Beopju is a type of cheongju (clear rice wine). The name literally means "law liquor", as it is made following a fixed procedure. On 1 November 1986, a variety called Gyodong-beopju was designated by the government of South Korea as Intangible Cultural Property (No. 86-3).

== History ==
Beopju is mentioned in Illustrated Account of Goryeo, a 1124 book written by a Song Chinese envoy to Goryeo and Goryeosa, a 1451 Joseon book on history. Originally, it referred to the rice wines made with non-glutinous rice, for official or administrative use, such as for Jongmyo jerye (royal ancestral rite). Later, it also referred to the rice wines made around Buddhist temples.
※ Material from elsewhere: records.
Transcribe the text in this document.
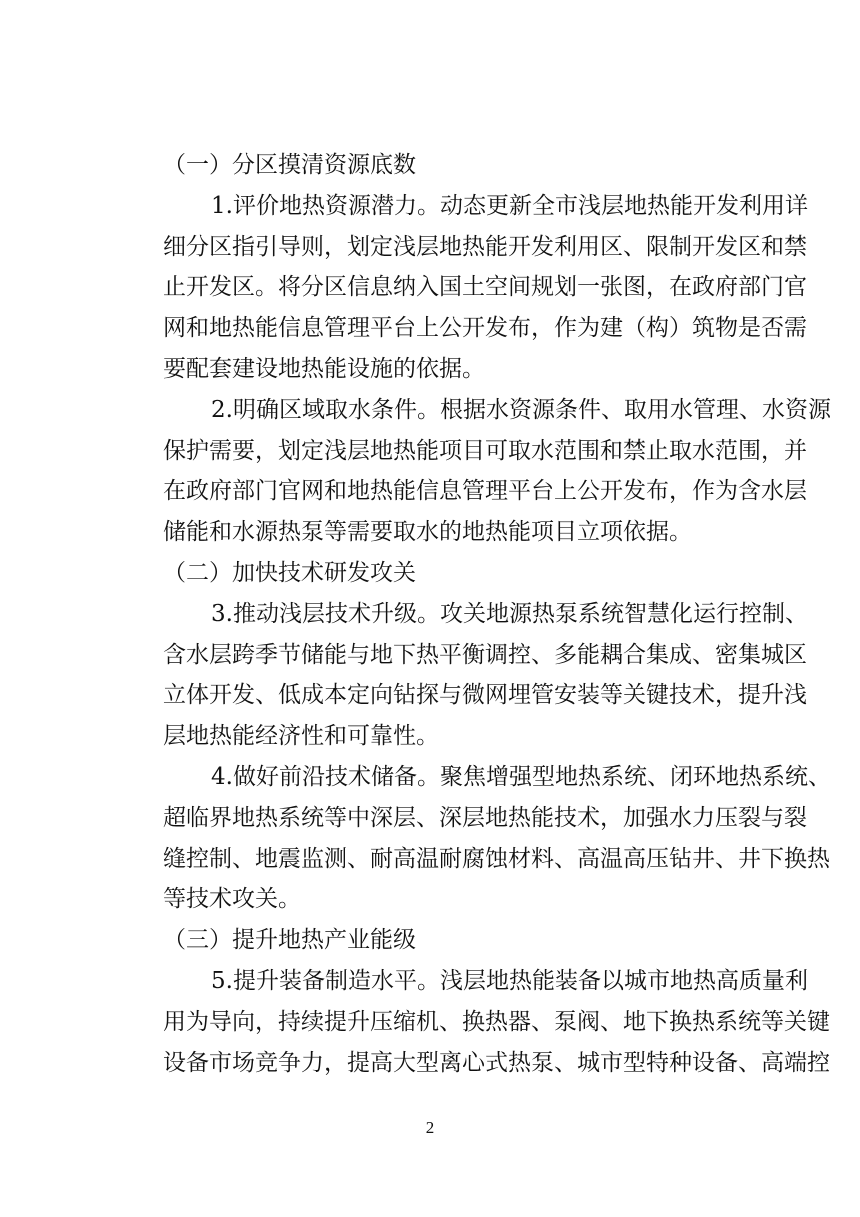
（一）分区摸清资源底数
1.评价地热资源潜力。动态更新全市浅层地热能开发利用详
细分区指引导则，划定浅层地热能开发利用区、限制开发区和禁
止开发区。将分区信息纳入国土空间规划一张图，在政府部门官
网和地热能信息管理平台上公开发布，作为建（构）筑物是否需
要配套建设地热能设施的依据。
2.明确区域取水条件。根据水资源条件、取用水管理、水资源
保护需要，划定浅层地热能项目可取水范围和禁止取水范围，并
在政府部门官网和地热能信息管理平台上公开发布，作为含水层
储能和水源热泵等需要取水的地热能项目立项依据。
（二）加快技术研发攻关
3.推动浅层技术升级。攻关地源热泵系统智慧化运行控制、
含水层跨季节储能与地下热平衡调控、多能耦合集成、密集城区
立体开发、低成本定向钻探与微网埋管安装等关键技术，提升浅
层地热能经济性和可靠性。
4.做好前沿技术储备。聚焦增强型地热系统、闭环地热系统、
超临界地热系统等中深层、深层地热能技术，加强水力压裂与裂
缝控制、地震监测、耐高温耐腐蚀材料、高温高压钻井、井下换热
等技术攻关。
（三）提升地热产业能级
5.提升装备制造水平。浅层地热能装备以城市地热高质量利
用为导向，持续提升压缩机、换热器、泵阀、地下换热系统等关键
设备市场竞争力，提高大型离心式热泵、城市型特种设备、高端控
2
Today, the variety called Gyodong-beopju, brewed with glutinous rice in the head-house of Gyerim Choe clan in Gyo-dong, Gyeongju, North Gyeongsang Province, is renowned. The variety was first made by Choe Gukjun, a Joseon official who worked at Saongwon, the government office in charge of royal kitchen. He was chambong, a hands-on manager in charge of surasang (royal table). After retirement, he returned to his home in Gyeongju and brewed beopju. The recipe was handed down in the Gyerim Choe clan, currently to Bae Young-shin, a daughter-in-law married to the eighth generation grandson of Choe Gukjun, and her eldest son Choe Gyeong.

== Preparation ==

Gyodong-beopju is brewed from September to April. It is made only with glutinous rice, nuruk (dried fermentation starter) made of wheat, and water. Traditionally, it is fermented for 100 days and has therefore also been called Baekilju ("hundred days liquor").

Water quality should be considered, and the process begins with boiling and cooling the water. Some recipes add goji root to the glutinous rice and nuruk to create the liquor base. Steaming the glutinous rice makes sticky rice which is added to a second fermentation at low temperature for a lengthy period of time, followed by a 100-day aging process.